As a great tourney fan I was all ready to get offended by this. Tournament and cash games need different skills, but they're both just as skillful. Then I got to this line:
"Until science significantly elongates human life, tournament players will never reach the long run."
I've got to admit, he has a point.
Poker is a mix of luck and skill. In the short run anyone can get lucky. Ace-two off can beat pocket rockets. But in the long run skill wins.
If you play cash games you can just keep on playing, hand after hand, repeating similar situations again and again. You can reach a pretty long run view of the game in which your skill level really matters.
It's more difficult to do that in tournaments. There just aren't as many around. It's rare if not impossible for a player to bust out of one tournament then immediately play in another. Then another. Then another.

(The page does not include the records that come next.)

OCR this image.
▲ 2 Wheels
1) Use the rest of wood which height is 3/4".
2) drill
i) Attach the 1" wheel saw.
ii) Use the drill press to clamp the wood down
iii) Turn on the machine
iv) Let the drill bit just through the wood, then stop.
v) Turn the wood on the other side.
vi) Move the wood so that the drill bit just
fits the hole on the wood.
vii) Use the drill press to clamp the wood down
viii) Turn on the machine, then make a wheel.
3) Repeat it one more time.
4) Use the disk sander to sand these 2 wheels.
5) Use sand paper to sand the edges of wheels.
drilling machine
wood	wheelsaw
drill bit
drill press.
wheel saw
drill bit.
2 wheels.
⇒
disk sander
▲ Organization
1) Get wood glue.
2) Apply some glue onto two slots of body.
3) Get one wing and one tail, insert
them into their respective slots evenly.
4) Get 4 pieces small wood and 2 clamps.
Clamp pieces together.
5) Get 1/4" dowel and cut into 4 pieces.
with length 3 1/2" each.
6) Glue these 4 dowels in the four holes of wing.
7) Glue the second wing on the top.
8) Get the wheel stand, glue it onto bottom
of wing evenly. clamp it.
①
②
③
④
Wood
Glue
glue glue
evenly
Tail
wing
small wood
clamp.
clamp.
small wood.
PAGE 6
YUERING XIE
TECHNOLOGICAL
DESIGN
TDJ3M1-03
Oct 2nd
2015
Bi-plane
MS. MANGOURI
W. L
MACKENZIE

Even if they do, they will be starting from the early stages again. Tournament play requires different skills throughout the different stages - play at the final table is very different to play at the first blind levels. Even people who play nothing but tourneys are unlikely to see enough final tables to count as the "long run".
So what do I do now with that insight? Does it mean I should give up tournaments as pure gambling?
No. What it means to me is that I should play more tournaments in order to get as close as possible to the "long run".
Photo Credit: dicemanic (Creative Commons)
This one shows you're thinking. You went the other way than was obvious and expected. Most people would take it to mean stop playing tourneys and play more cash games but I understand and agree with your reasoning.